Um ano com Gutenberg

Publicados: 2020-01-24

Parece que foi ontem que Gutenberg se tornou parte oficial do WordPress mas, acredite ou não, já faz mais de um ano! O ano de 2019 foi sem dúvida o ano de Gutenberg no WordPress. Ame ou odeie, não vai a lugar nenhum tão cedo e, de fato, agora é um novo padrão em nosso amado CMS destinado a oferecer uma melhor experiência ao usuário.

No post de hoje gostaria de rever rapidamente tudo o que o editor de blocos do WordPress alcançou nos últimos meses. Em particular, gostaria de discutir o que o torna especial, por que algumas pessoas o amam e outras o odeiam, e o que isso significou para nós, desenvolvedores. Vamos fazer isso!

Lançamento de Gutenberg

No State of the Word de 2016, Matt disse que o editor do WordPress era uma das coisas em que deveríamos nos concentrar, pois precisava de muito trabalho para ser melhorado. Naquela época, surgiram os primeiros rumores em torno de um “editor baseado em blocos” para “unificar widgets” e “melhorar códigos de acesso”. Foi o primeiro olhar para o que se tornaria então Gutenberg?

Um ano depois, no State of the Word 2017, Matt apresentou oficialmente Gutenberg, um projeto cujo desenvolvimento já havia demorado 11 meses e ainda faltavam alguns. O projeto introduziu o conceito de “blocos” como uma solução elegante para criação e gerenciamento de conteúdo . Gutenberg ainda era muito verde para fazer parte do núcleo do WordPress, então permaneceu como um plugin por alguns meses ainda.
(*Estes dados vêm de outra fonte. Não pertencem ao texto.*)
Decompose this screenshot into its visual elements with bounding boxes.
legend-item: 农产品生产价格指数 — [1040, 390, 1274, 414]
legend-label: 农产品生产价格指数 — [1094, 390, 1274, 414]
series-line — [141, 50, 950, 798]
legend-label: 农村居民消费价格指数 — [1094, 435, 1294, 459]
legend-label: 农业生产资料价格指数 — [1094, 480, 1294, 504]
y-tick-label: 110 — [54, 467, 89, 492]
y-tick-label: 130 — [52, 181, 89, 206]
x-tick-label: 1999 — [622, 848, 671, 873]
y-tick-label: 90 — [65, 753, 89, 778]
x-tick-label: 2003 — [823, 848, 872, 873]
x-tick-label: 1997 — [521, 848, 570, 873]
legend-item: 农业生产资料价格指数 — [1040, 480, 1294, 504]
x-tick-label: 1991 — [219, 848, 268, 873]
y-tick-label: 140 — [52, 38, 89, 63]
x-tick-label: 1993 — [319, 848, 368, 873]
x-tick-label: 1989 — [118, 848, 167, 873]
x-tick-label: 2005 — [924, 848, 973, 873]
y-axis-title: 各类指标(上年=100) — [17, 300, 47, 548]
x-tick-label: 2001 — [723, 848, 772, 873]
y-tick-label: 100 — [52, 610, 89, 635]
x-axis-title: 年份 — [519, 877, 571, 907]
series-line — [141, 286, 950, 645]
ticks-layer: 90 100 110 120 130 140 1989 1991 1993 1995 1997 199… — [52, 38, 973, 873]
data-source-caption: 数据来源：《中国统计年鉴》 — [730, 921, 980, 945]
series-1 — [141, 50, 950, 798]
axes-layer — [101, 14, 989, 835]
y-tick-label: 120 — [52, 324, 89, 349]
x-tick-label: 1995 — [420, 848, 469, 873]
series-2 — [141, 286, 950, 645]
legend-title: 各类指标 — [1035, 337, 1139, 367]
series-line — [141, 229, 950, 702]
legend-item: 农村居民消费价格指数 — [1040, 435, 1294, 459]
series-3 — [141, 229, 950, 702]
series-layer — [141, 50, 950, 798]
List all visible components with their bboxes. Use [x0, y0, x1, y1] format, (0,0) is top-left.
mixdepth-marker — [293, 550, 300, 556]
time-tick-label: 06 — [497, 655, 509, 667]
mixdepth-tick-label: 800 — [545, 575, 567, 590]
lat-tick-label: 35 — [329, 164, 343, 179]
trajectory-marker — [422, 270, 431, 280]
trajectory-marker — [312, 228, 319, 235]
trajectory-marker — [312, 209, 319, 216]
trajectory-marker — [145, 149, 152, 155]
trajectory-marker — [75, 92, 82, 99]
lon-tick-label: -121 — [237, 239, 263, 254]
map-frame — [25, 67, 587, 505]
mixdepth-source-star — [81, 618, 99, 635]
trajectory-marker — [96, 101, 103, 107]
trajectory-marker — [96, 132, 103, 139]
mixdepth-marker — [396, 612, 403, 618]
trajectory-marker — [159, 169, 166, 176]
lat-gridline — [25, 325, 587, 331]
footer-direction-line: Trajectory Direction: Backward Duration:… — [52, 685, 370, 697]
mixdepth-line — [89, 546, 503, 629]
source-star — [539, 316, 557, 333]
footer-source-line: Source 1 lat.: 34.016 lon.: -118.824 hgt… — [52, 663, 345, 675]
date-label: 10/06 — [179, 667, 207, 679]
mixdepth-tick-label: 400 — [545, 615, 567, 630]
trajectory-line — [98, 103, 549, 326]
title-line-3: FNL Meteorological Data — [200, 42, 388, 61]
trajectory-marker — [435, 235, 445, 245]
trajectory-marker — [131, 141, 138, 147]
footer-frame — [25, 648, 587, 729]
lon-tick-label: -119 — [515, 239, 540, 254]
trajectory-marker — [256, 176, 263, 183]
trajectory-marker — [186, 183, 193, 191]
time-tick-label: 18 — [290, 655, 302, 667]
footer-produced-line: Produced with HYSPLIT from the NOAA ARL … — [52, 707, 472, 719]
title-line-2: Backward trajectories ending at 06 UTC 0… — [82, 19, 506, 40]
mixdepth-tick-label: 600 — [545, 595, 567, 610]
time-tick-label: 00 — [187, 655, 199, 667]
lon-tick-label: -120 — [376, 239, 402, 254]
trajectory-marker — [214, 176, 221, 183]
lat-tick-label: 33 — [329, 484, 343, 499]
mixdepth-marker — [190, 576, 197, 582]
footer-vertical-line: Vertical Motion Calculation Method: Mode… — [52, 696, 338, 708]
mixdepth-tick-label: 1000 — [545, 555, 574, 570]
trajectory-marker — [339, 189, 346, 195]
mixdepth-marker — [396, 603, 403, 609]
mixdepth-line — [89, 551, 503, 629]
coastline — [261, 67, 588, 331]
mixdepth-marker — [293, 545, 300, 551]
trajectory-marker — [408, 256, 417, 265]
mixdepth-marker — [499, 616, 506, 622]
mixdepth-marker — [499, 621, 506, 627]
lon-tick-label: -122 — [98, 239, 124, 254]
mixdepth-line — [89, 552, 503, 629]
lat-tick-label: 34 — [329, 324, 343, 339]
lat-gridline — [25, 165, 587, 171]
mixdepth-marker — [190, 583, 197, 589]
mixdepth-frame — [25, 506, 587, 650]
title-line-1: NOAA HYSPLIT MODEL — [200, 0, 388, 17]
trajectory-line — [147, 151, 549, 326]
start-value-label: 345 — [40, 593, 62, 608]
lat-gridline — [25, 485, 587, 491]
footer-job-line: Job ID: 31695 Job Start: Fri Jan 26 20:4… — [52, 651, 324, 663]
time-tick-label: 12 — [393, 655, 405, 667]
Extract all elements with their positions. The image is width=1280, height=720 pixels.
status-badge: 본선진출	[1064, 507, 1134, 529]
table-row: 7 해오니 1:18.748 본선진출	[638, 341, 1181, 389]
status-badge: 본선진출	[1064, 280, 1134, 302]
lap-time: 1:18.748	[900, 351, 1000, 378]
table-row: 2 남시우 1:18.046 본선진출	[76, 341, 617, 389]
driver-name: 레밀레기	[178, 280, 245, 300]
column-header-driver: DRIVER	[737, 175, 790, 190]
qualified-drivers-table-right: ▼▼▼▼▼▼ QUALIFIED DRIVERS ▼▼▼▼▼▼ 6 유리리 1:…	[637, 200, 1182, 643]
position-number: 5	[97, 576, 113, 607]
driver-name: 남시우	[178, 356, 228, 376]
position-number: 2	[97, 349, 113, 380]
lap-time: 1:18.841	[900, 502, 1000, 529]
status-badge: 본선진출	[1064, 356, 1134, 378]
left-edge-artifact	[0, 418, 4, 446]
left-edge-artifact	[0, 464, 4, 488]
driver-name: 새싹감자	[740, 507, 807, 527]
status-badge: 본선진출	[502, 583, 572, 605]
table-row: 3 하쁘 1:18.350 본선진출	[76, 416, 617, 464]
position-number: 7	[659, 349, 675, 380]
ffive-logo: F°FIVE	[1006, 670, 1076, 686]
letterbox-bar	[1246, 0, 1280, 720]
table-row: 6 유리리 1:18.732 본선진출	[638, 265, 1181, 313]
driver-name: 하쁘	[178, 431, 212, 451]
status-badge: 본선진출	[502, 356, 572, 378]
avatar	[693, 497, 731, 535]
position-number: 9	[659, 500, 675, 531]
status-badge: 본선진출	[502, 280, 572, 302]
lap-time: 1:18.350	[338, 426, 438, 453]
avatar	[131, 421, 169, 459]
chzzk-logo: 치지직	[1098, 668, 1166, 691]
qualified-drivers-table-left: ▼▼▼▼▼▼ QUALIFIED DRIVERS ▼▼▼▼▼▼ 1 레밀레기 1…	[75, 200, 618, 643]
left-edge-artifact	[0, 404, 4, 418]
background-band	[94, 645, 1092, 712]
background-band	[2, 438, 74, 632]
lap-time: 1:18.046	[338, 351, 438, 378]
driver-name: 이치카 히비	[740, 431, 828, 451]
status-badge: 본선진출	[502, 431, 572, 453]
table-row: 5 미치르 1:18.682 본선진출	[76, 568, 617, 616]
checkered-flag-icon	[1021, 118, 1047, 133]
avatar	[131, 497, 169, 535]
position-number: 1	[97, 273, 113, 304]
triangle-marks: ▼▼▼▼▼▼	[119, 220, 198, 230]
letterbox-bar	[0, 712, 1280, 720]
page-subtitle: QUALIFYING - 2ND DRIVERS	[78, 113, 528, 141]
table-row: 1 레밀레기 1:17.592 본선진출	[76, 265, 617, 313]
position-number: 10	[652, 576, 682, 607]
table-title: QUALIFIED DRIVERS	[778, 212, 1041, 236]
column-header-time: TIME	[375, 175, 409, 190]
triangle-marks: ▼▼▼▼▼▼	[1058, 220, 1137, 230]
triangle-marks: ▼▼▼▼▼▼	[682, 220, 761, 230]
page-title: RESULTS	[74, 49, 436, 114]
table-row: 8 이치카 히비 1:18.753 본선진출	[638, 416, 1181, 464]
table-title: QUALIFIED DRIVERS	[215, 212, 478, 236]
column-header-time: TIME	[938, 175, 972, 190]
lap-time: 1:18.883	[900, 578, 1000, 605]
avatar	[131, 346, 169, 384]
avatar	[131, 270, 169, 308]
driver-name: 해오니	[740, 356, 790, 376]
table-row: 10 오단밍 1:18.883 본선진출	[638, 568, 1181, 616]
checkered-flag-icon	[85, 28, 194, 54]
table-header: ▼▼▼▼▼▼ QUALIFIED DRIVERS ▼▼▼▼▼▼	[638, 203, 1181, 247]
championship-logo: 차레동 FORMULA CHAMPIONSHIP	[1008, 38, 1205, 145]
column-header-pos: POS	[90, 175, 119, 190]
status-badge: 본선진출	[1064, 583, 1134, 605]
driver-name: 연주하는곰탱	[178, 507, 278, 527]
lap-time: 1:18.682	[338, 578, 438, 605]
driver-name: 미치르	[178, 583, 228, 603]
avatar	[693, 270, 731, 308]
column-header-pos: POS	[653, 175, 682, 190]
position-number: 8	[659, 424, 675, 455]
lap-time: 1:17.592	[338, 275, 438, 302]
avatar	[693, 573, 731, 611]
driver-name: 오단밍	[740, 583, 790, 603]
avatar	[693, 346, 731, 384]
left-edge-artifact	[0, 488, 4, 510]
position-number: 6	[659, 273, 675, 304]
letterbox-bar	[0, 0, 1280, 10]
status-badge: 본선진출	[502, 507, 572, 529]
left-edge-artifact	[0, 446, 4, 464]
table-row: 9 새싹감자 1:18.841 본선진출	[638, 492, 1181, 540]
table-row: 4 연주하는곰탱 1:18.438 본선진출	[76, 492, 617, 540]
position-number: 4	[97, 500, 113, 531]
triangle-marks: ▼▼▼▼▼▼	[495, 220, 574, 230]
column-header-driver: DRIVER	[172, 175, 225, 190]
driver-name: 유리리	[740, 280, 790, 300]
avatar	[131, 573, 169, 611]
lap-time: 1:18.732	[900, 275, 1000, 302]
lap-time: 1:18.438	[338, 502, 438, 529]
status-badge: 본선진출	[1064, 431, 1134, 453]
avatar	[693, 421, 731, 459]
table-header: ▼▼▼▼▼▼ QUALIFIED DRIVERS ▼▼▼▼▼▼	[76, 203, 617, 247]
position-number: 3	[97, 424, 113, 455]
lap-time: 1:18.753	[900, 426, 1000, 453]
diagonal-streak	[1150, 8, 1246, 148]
Finalmente, após dois anos de gestação, chegou a hora de apresentar o novo filho à sociedade e no final de 2018 Gutenberg finalmente passou a fazer parte do WordPress Core . Na minha opinião (e de muitos outros profissionais do setor), foi uma decisão precipitada – sentimos que o plugin ainda não estava pronto para o público em geral, mas, infelizmente, lá estava. A integração do Gutenberg na nova versão do WordPress foi cheia de controvérsias e muita gente odiou.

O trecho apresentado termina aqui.